SALIÓ DE SU CASA A VER UN TRABAJO, REGRESÓ EN FÉRETRO.

SALVATIERRA, GTO., 9 diciembre 2018.- Luis Ángel N., salió de su casa el viernes pasado a las dos de la tarde, esa fue la última vez que lo vieron con vida sus parientes porque lo encontraron muerto cerca de las ocho de la mañana del sábado en el camino a la comunidad de Ballesteros.
“Que iba a ver lo de un trabajo”, dijo a sus familiares cuando abandonó la casa en la calle Jacarandas, de la colonia División del Norte, al otro extremo de la ciudad, de acuerdo con lo que obra en la carpeta de investigación iniciada por el Ministerio Público Común.
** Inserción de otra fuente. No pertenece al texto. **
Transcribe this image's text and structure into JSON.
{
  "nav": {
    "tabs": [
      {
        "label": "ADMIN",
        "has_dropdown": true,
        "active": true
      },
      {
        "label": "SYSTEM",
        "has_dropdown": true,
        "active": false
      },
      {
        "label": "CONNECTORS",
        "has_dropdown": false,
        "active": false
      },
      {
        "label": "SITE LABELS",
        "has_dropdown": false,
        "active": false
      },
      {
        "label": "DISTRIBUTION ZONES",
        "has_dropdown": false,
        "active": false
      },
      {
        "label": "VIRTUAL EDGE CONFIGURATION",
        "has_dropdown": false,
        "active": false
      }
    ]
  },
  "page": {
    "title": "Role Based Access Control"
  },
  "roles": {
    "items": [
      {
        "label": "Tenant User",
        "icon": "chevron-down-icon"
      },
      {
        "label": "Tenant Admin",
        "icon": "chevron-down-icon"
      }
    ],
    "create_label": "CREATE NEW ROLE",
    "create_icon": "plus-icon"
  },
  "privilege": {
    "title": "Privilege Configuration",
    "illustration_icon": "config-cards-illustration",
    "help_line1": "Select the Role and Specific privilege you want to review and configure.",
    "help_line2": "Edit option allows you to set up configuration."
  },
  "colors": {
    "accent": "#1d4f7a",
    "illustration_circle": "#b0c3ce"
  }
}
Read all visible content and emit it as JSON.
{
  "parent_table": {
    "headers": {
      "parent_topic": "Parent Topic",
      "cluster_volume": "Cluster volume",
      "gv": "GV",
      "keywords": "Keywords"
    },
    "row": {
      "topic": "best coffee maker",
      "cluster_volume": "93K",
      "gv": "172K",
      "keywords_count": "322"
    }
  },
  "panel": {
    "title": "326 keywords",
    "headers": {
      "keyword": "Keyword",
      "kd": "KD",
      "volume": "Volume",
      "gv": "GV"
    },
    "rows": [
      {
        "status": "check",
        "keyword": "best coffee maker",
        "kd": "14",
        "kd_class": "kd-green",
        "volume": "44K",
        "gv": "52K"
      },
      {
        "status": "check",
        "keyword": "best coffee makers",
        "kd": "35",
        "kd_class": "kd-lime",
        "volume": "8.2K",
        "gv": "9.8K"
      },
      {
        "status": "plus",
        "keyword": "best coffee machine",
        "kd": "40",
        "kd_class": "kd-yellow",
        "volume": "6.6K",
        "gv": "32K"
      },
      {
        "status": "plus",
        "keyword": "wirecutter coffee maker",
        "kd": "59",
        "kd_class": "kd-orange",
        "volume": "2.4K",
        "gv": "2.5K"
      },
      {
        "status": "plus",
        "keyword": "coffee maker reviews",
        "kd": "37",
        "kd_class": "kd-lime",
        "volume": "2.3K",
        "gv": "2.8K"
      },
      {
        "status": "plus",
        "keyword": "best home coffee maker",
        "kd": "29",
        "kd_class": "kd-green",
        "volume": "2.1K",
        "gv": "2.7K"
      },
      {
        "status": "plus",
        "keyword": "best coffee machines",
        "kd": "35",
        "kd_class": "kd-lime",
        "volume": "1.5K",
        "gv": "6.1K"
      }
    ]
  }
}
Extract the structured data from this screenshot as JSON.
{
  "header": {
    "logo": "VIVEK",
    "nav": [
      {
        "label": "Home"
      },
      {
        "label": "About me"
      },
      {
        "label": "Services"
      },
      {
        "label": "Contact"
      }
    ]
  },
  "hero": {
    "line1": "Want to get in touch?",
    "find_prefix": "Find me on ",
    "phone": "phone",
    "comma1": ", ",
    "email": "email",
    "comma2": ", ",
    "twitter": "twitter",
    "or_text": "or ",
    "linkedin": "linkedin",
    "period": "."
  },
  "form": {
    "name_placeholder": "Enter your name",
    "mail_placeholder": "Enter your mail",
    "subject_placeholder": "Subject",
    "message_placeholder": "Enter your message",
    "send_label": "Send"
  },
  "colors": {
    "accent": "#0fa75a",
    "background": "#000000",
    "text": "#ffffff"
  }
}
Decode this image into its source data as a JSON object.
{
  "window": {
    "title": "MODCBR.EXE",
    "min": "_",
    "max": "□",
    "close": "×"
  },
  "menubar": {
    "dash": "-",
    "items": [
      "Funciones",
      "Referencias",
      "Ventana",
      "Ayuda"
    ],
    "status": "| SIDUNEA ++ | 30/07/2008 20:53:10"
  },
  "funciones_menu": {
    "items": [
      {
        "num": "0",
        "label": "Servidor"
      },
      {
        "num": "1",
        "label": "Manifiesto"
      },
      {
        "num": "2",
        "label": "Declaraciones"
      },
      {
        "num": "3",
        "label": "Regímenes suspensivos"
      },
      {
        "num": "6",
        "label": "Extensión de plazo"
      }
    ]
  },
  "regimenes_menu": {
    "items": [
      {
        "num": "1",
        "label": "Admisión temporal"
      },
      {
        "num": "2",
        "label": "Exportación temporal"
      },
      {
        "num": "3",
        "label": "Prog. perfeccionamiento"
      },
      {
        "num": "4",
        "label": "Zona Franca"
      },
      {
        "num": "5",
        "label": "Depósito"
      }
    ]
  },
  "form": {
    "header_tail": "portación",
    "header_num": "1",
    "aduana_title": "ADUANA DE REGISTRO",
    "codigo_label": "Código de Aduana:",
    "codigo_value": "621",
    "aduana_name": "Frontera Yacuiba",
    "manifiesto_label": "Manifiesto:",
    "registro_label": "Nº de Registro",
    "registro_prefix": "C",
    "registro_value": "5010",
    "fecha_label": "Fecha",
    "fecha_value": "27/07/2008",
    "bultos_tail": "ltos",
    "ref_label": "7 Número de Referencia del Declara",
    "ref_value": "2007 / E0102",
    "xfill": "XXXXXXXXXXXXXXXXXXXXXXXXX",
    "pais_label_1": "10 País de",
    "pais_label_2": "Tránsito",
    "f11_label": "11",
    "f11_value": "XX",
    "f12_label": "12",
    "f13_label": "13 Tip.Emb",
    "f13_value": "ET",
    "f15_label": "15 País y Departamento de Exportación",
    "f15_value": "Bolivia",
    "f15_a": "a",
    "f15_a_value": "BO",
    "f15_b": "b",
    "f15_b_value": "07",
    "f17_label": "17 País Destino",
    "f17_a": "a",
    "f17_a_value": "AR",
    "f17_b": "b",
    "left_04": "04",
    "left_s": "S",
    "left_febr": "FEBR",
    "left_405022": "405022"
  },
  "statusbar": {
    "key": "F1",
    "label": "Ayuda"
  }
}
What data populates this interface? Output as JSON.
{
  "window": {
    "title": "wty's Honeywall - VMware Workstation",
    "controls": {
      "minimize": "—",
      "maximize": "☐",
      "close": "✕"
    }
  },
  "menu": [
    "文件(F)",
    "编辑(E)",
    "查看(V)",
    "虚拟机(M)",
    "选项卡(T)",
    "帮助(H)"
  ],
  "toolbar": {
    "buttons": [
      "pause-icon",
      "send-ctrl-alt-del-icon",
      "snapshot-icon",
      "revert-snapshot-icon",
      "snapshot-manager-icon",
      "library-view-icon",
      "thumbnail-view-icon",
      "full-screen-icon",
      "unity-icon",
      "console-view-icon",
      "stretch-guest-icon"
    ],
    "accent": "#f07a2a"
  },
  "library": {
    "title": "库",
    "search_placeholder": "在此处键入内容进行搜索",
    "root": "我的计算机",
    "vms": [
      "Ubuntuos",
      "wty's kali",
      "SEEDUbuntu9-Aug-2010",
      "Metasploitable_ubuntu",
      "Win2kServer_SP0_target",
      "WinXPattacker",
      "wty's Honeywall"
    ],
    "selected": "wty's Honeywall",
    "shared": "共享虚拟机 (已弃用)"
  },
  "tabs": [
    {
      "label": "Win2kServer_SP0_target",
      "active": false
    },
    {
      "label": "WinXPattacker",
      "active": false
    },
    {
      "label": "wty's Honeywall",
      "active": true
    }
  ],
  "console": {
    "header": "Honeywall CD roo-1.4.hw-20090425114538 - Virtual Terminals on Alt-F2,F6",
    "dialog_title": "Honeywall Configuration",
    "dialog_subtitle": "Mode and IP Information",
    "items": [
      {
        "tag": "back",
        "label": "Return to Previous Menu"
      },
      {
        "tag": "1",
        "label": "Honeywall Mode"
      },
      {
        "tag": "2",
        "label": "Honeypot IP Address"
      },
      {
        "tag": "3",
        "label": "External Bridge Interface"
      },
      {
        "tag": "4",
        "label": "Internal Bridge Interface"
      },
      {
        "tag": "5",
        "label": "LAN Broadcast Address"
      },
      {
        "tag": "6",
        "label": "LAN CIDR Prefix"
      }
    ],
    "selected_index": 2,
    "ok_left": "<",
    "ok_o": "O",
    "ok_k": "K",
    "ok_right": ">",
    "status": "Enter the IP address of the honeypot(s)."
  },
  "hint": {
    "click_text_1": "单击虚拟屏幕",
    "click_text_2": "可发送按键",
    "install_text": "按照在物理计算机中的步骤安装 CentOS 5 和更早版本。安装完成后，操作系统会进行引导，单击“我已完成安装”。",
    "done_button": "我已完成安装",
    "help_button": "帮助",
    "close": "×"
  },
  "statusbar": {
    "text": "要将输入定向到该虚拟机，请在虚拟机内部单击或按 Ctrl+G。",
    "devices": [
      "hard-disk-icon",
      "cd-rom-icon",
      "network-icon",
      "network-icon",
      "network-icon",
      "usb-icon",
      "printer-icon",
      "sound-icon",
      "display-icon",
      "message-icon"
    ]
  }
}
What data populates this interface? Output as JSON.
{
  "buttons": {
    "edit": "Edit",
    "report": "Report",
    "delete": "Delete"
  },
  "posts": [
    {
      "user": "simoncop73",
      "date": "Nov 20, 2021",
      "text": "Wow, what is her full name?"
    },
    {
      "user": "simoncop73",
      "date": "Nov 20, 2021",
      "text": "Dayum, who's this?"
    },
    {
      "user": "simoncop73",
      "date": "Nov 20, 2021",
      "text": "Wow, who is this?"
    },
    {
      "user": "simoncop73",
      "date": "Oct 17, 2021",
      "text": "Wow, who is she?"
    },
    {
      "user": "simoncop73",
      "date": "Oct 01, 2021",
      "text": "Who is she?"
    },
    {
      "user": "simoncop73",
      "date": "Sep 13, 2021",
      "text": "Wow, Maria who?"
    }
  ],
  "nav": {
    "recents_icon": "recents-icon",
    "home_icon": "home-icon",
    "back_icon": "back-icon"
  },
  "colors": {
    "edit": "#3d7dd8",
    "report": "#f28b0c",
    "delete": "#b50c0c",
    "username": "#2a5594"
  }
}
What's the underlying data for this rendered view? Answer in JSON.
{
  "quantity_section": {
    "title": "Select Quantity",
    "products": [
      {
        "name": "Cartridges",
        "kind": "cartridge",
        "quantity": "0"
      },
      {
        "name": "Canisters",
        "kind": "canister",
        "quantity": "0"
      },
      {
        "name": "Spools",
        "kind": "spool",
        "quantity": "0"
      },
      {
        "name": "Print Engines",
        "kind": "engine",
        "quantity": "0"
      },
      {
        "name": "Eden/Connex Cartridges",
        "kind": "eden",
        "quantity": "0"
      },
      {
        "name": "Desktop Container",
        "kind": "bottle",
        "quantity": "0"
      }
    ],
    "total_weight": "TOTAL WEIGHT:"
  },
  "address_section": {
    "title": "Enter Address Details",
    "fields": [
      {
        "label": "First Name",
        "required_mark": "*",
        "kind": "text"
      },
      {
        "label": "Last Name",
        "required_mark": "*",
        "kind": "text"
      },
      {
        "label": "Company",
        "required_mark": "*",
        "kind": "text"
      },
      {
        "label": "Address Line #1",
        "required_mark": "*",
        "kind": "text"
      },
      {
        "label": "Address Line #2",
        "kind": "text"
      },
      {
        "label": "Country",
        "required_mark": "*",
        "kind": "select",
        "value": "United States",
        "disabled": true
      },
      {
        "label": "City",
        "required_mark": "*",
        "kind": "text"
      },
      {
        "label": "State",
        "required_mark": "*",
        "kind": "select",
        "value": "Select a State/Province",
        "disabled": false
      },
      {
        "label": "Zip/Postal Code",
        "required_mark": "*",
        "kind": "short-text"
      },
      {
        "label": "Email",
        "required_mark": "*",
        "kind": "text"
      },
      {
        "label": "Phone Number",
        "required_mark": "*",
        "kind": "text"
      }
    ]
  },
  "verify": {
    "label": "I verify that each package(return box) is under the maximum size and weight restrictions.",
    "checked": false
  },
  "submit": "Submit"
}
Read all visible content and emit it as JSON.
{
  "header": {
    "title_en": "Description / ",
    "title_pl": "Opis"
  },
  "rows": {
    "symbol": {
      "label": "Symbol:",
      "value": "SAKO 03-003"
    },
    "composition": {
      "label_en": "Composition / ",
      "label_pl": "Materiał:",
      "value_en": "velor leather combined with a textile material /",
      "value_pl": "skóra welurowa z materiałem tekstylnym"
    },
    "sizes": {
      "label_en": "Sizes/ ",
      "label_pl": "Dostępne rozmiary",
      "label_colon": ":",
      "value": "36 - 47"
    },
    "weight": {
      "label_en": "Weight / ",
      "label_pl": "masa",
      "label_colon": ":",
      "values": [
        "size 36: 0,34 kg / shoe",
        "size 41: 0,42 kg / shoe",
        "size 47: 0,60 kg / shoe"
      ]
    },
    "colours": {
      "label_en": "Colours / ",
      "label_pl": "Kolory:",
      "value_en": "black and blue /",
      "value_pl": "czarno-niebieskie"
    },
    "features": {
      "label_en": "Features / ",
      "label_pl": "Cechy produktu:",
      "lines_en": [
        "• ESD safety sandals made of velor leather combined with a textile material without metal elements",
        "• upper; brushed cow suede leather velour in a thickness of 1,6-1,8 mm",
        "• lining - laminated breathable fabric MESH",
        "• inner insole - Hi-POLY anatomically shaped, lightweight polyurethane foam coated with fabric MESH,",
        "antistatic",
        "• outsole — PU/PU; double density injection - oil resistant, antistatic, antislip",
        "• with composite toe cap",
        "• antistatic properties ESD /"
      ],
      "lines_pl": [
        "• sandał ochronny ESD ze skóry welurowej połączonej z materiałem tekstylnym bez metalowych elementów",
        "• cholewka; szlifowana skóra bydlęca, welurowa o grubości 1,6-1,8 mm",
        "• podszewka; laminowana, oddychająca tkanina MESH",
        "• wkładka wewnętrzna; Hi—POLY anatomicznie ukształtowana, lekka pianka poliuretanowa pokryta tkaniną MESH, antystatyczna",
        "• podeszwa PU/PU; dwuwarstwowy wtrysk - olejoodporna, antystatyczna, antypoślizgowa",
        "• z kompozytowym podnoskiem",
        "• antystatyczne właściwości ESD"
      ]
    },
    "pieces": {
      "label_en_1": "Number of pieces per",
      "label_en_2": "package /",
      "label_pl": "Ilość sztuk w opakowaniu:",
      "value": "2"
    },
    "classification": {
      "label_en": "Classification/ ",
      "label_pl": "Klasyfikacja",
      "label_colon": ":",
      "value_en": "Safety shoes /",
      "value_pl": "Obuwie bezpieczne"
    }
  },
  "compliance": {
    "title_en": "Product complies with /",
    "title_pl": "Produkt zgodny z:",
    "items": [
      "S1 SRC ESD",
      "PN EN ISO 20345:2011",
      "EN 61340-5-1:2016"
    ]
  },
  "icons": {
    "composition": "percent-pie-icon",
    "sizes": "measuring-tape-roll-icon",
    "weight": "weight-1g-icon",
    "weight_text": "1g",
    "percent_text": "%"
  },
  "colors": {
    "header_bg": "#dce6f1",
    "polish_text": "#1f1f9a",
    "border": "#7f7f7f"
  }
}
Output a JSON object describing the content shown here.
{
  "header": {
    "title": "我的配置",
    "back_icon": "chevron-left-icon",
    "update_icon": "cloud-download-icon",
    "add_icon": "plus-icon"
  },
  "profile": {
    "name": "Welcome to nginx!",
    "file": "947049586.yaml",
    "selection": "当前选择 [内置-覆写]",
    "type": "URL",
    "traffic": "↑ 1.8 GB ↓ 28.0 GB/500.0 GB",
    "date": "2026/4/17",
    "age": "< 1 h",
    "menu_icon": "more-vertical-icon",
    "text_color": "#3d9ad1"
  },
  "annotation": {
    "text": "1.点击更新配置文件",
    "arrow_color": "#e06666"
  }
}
La noticia del hallazgo de un cadáver a un lado del camino a la ranchería trascendió minutos antes de las ocho por boca de personas que pasaron por dicho lugar, que termina en la Presa de Ballesteros, cerca del añejo balneario que funciona ahí.
Sin revisarlo a conciencia, los policías que acudieron a verificar el reporte descubrieron que el cuerpo tenía huellas de violencia, varios balazos y estaba bocarriba, tirado entre la yerba silvestre.
A su arribo, los peritos de la Subprocuraduría de Justicia para la región C observaron que sus victimarios le propinaron varios balazos, a la vista, observaron uno del lado izquierdo del tórax, a la altura del corazón, otro en la barbilla derecha y uno más en el antebrazo izquierdo, lesiones que le costaron la vida.
Cerca del cadáver, como mudos testigos, el personal experto en revisar áreas del crimen encontró como indicios un casquillo y un cartucho sin usar, calibres nueve milímetros, nada de huellas en concreto, seguramente, será un asesinato que se sumará a la estadística de muertes sin resolver en el Estado.